Le Code de 1918 était très avancé pour l'époque. Une législation comparable sur l'égalité des droits et le divorce ne sera adoptée en Europe ou aux États-Unis qu'à la fin du XXe siècle. Pourtant, de nombreux juristes soviétiques pensaient que le Code n'était pas une législation «socialiste» mais «transitoire». Goikhbarg, comme de nombreux juristes révolutionnaires, s'attendait à ce que la loi, comme le mariage, la famille et l'État, «dépérisse» bientôt.

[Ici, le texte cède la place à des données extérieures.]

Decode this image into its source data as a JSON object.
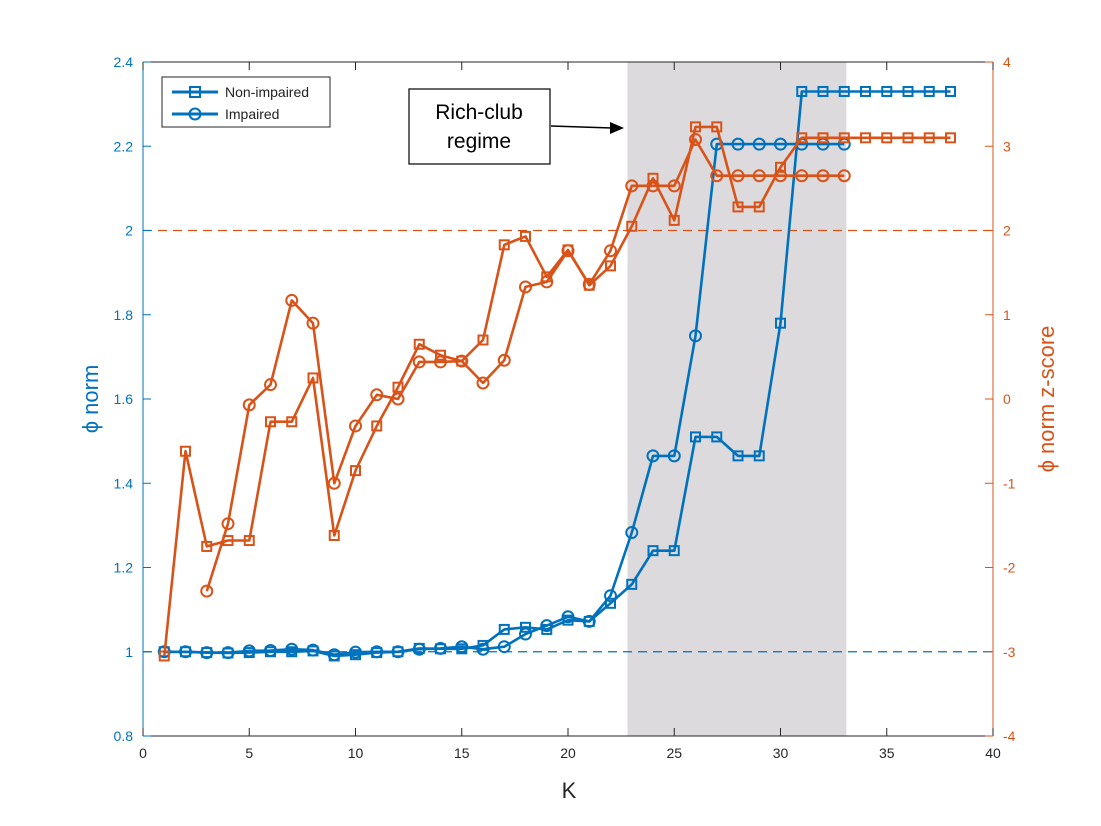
{
  "chart_data": {
    "type": "line",
    "xlabel": "K",
    "ylabel_left": "ϕ norm",
    "ylabel_right": "ϕ norm z-score",
    "xlim": [
      0,
      40
    ],
    "ylim_left": [
      0.8,
      2.4
    ],
    "ylim_right": [
      -4,
      4
    ],
    "xticks": [
      0,
      5,
      10,
      15,
      20,
      25,
      30,
      35,
      40
    ],
    "yticks_left": [
      0.8,
      1,
      1.2,
      1.4,
      1.6,
      1.8,
      2,
      2.2,
      2.4
    ],
    "yticks_right": [
      -4,
      -3,
      -2,
      -1,
      0,
      1,
      2,
      3,
      4
    ],
    "grid": false,
    "legend_placement": "top-left",
    "colors": {
      "left_axis": "#0072BD",
      "right_axis": "#D95319",
      "shade": "#DCDADC",
      "axes": "#262626"
    },
    "reference_lines": [
      {
        "axis": "left",
        "y": 1,
        "style": "dashed",
        "color": "#0072BD"
      },
      {
        "axis": "right",
        "y": 2,
        "style": "dashed",
        "color": "#D95319"
      }
    ],
    "shaded_region": {
      "x0": 22.8,
      "x1": 33.1
    },
    "annotation": {
      "lines": [
        "Rich-club",
        "regime"
      ],
      "arrow_target_x": 22.9,
      "arrow_target_y_left": 2.17
    },
    "legend": [
      {
        "label": "Non-impaired",
        "marker": "square"
      },
      {
        "label": "Impaired",
        "marker": "circle"
      }
    ],
    "series": [
      {
        "name": "Non-impaired",
        "axis": "left",
        "marker": "square",
        "color": "#0072BD",
        "x": [
          1,
          2,
          3,
          4,
          5,
          6,
          7,
          8,
          9,
          10,
          11,
          12,
          13,
          14,
          15,
          16,
          17,
          18,
          19,
          20,
          21,
          22,
          23,
          24,
          25,
          26,
          27,
          28,
          29,
          30,
          31,
          32,
          33,
          34,
          35,
          36,
          37,
          38
        ],
        "y": [
          1.0,
          1.0,
          0.998,
          0.997,
          0.998,
          1.0,
          1.0,
          1.002,
          0.99,
          0.993,
          0.998,
          1.0,
          1.008,
          1.007,
          1.007,
          1.015,
          1.053,
          1.058,
          1.053,
          1.075,
          1.072,
          1.115,
          1.16,
          1.24,
          1.24,
          1.51,
          1.51,
          1.465,
          1.465,
          1.78,
          2.33,
          2.33,
          2.33,
          2.33,
          2.33,
          2.33,
          2.33,
          2.33
        ]
      },
      {
        "name": "Impaired",
        "axis": "left",
        "marker": "circle",
        "color": "#0072BD",
        "x": [
          1,
          2,
          3,
          4,
          5,
          6,
          7,
          8,
          9,
          10,
          11,
          12,
          13,
          14,
          15,
          16,
          17,
          18,
          19,
          20,
          21,
          22,
          23,
          24,
          25,
          26,
          27,
          28,
          29,
          30,
          31,
          32,
          33
        ],
        "y": [
          1.0,
          1.0,
          0.998,
          0.998,
          1.002,
          1.003,
          1.006,
          1.004,
          0.993,
          0.999,
          1.0,
          1.0,
          1.006,
          1.008,
          1.012,
          1.006,
          1.012,
          1.042,
          1.062,
          1.083,
          1.072,
          1.133,
          1.283,
          1.465,
          1.465,
          1.75,
          2.205,
          2.205,
          2.205,
          2.205,
          2.205,
          2.205,
          2.205
        ]
      },
      {
        "name": "Non-impaired",
        "axis": "right",
        "marker": "square",
        "color": "#D95319",
        "x": [
          1,
          2,
          3,
          4,
          5,
          6,
          7,
          8,
          9,
          10,
          11,
          12,
          13,
          14,
          15,
          16,
          17,
          18,
          19,
          20,
          21,
          22,
          23,
          24,
          25,
          26,
          27,
          28,
          29,
          30,
          31,
          32,
          33,
          34,
          35,
          36,
          37,
          38
        ],
        "y": [
          -3.05,
          -0.62,
          -1.75,
          -1.68,
          -1.68,
          -0.27,
          -0.27,
          0.25,
          -1.62,
          -0.85,
          -0.32,
          0.14,
          0.65,
          0.52,
          0.45,
          0.7,
          1.83,
          1.93,
          1.45,
          1.77,
          1.35,
          1.58,
          2.05,
          2.62,
          2.12,
          3.23,
          3.23,
          2.28,
          2.28,
          2.75,
          3.1,
          3.1,
          3.1,
          3.1,
          3.1,
          3.1,
          3.1,
          3.1
        ]
      },
      {
        "name": "Impaired",
        "axis": "right",
        "marker": "circle",
        "color": "#D95319",
        "x": [
          3,
          4,
          5,
          6,
          7,
          8,
          9,
          10,
          11,
          12,
          13,
          14,
          15,
          16,
          17,
          18,
          19,
          20,
          21,
          22,
          23,
          24,
          25,
          26,
          27,
          28,
          29,
          30,
          31,
          32,
          33
        ],
        "y": [
          -2.28,
          -1.48,
          -0.07,
          0.17,
          1.17,
          0.9,
          -1.0,
          -0.32,
          0.05,
          0.0,
          0.44,
          0.44,
          0.45,
          0.19,
          0.46,
          1.33,
          1.39,
          1.76,
          1.36,
          1.76,
          2.53,
          2.53,
          2.53,
          3.08,
          2.65,
          2.65,
          2.65,
          2.65,
          2.65,
          2.65,
          2.65
        ]
      }
    ]
  }
}
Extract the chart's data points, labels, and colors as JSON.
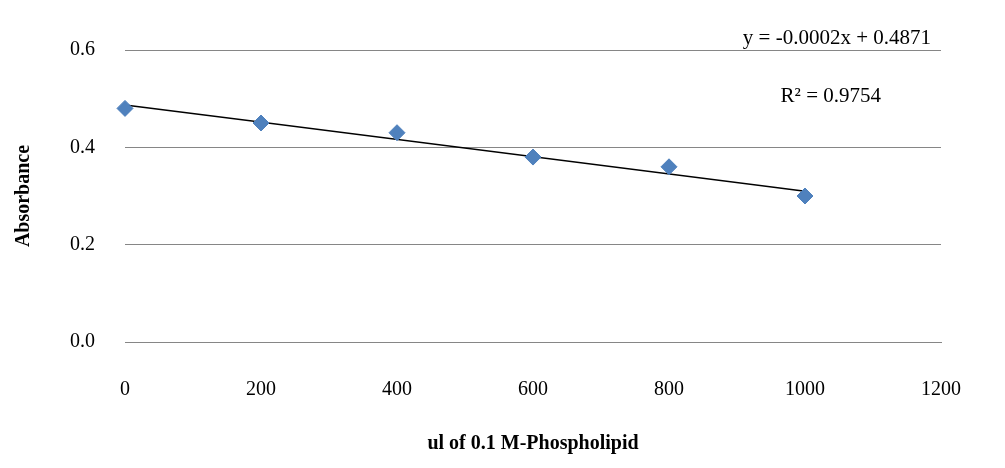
{
  "chart_data": {
    "type": "scatter",
    "xlabel": "ul of 0.1 M-Phospholipid",
    "ylabel": "Absorbance",
    "annotations": [
      "y = -0.0002x + 0.4871",
      "R² = 0.9754"
    ],
    "series": [
      {
        "type": "scatter",
        "color": "#4f81bd",
        "marker": "diamond",
        "x": [
          0,
          200,
          400,
          600,
          800,
          1000
        ],
        "values": [
          0.48,
          0.45,
          0.43,
          0.38,
          0.36,
          0.3
        ]
      },
      {
        "type": "line",
        "color": "#000000",
        "marker": "none",
        "x": [
          0,
          1000
        ],
        "values": [
          0.487,
          0.31
        ]
      }
    ],
    "xlim": [
      0,
      1200
    ],
    "xticks": [
      0,
      200,
      400,
      600,
      800,
      1000,
      1200
    ],
    "ylim": [
      0,
      0.6
    ],
    "yticks": [
      {
        "value": 0,
        "label": "0.0"
      },
      0.2,
      0.4,
      0.6
    ],
    "grid": "y"
  }
}
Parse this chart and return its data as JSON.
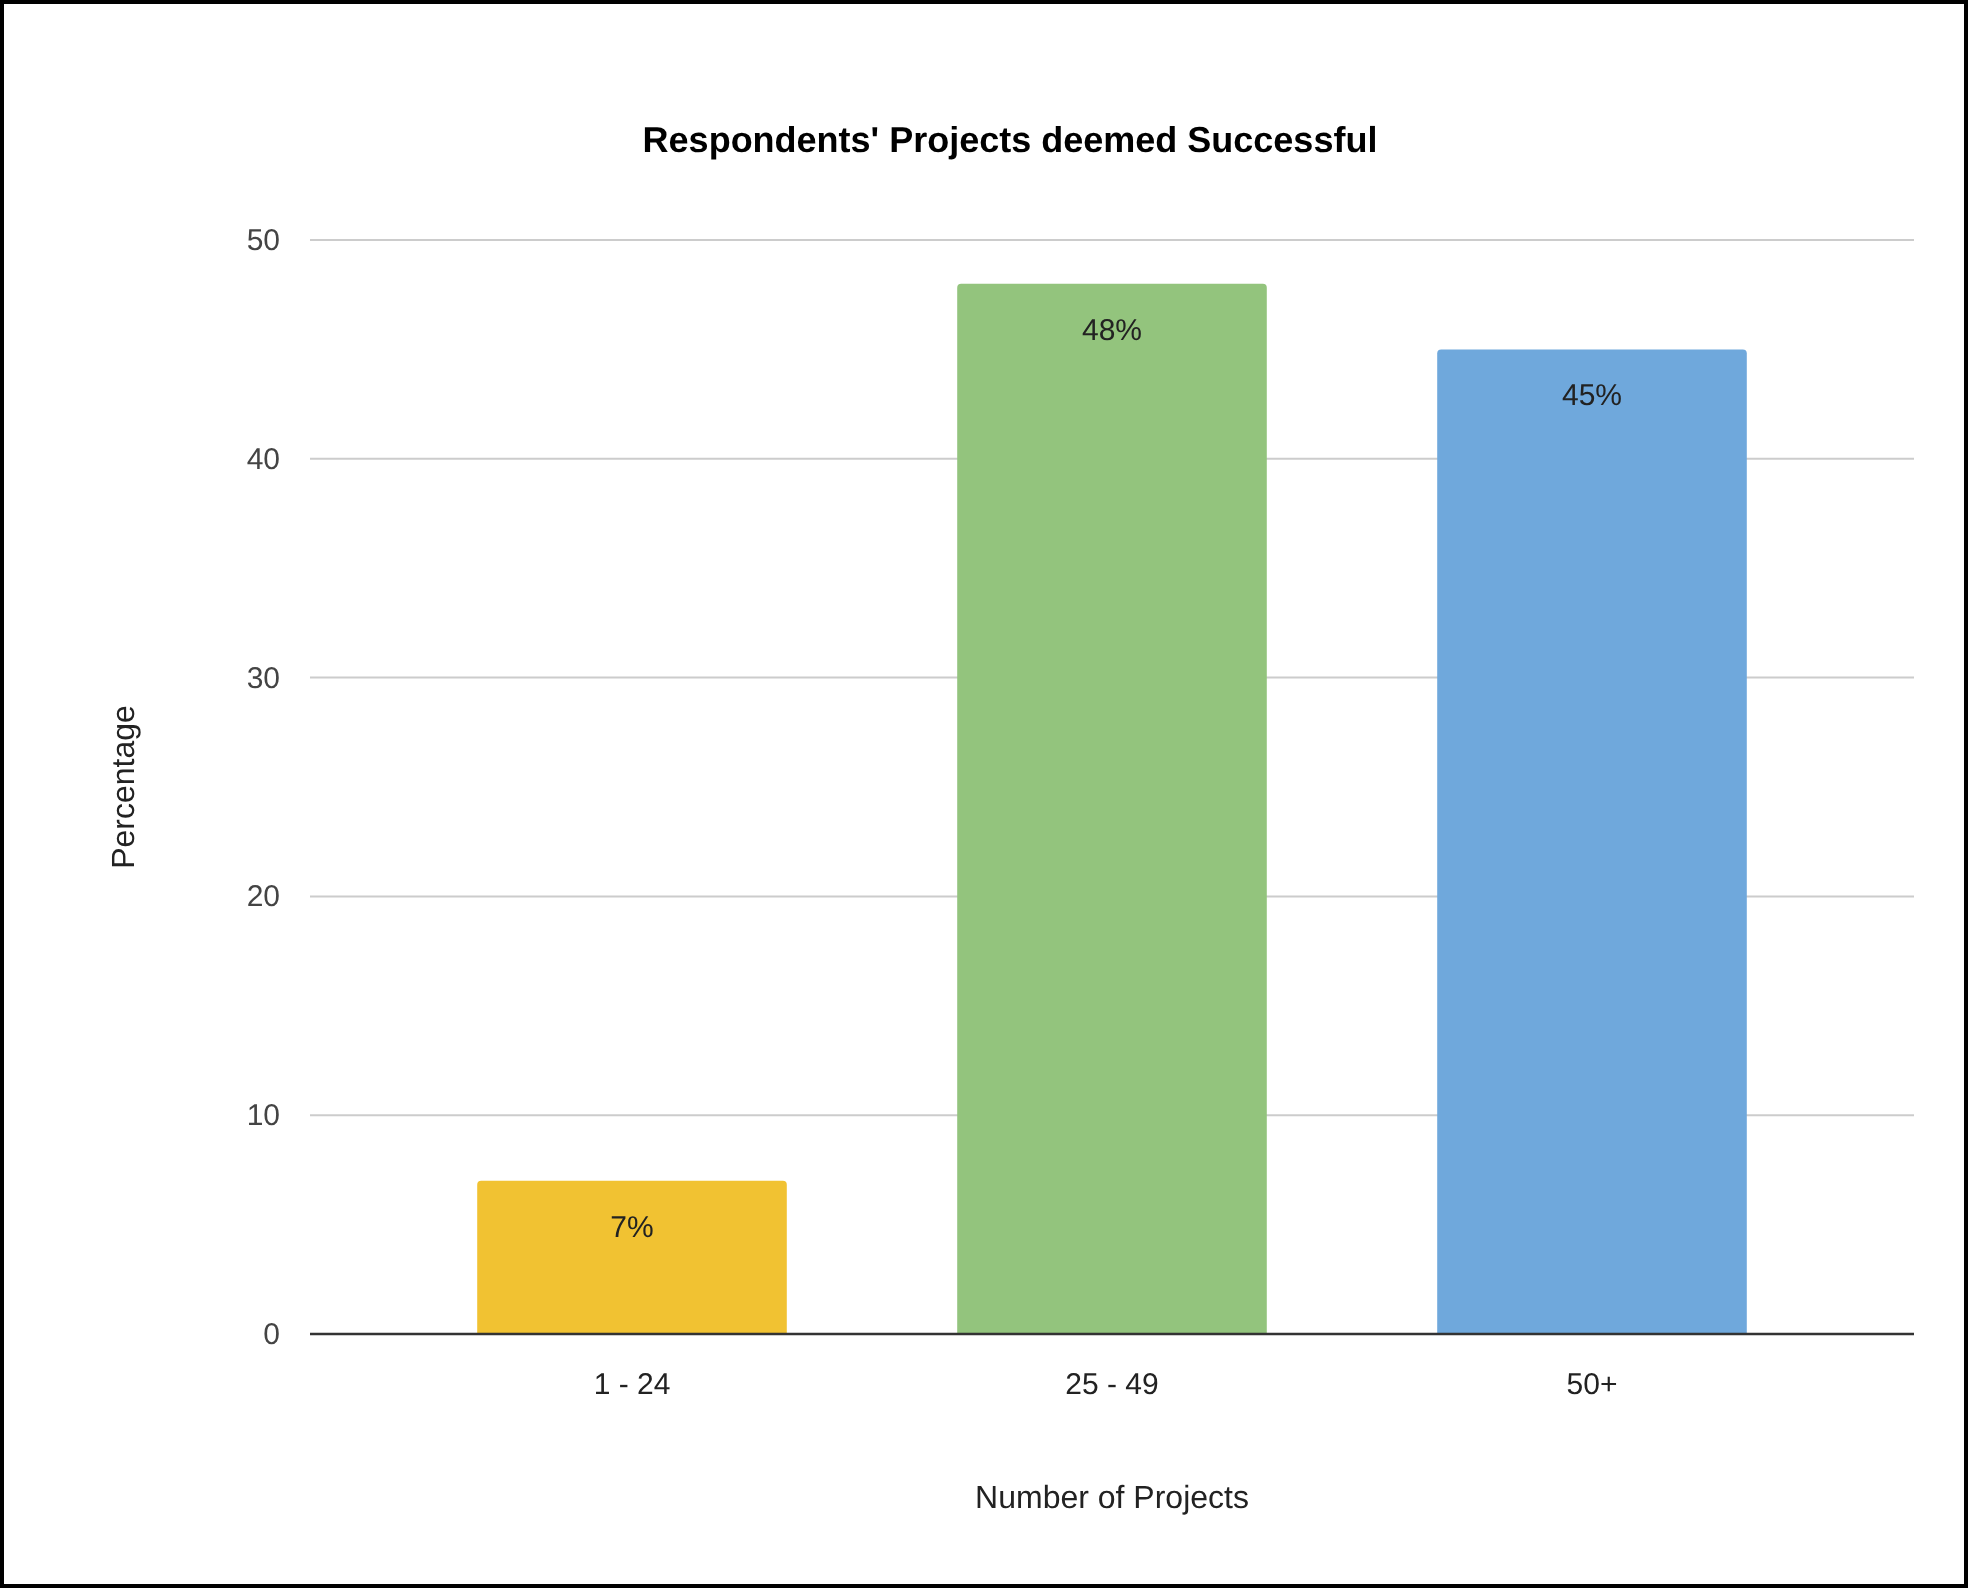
{
  "chart_data": {
    "type": "bar",
    "title": "Respondents' Projects deemed Successful",
    "xlabel": "Number of Projects",
    "ylabel": "Percentage",
    "categories": [
      "1 - 24",
      "25 - 49",
      "50+"
    ],
    "values": [
      7,
      48,
      45
    ],
    "colors": [
      "#f1c232",
      "#93c47d",
      "#6fa8dc"
    ],
    "value_labels": [
      "7%",
      "48%",
      "45%"
    ],
    "ylim": [
      0,
      50
    ],
    "yticks": [
      0,
      10,
      20,
      30,
      40,
      50
    ],
    "grid": "y"
  }
}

Le Code a eu un effet significatif sur la population, à la fois rurale et urbaine. En 1925, les citoyens soviétiques avaient largement adopté le mariage civil et le divorce. L'URSS a affiché un taux de divorce plus élevé que n'importe quel pays européen, avec quinze divorces pour cent mariages. Le taux de divorce était plus élevé dans les villes que dans les zones rurales et le plus élevé à Moscou et à Leningrad. À Moscou, il y a eu un divorce pour deux mariages. Les travailleurs soviétiques, les femmes en particulier, ont souffert d'un chômage élevé dans les années 1920, et le divorce s'est avéré une épreuve particulière pour les femmes qui ne pouvaient pas trouver de travail. Les familles paysannes ont eu du mal à concilier le droit coutumier avec les dispositions du Code sur la propriété autonome. Après un long débat, les juristes soviétiques ont promulgué un nouveau code de la famille en 1926 pour remédier à ces problèmes et à d'autres.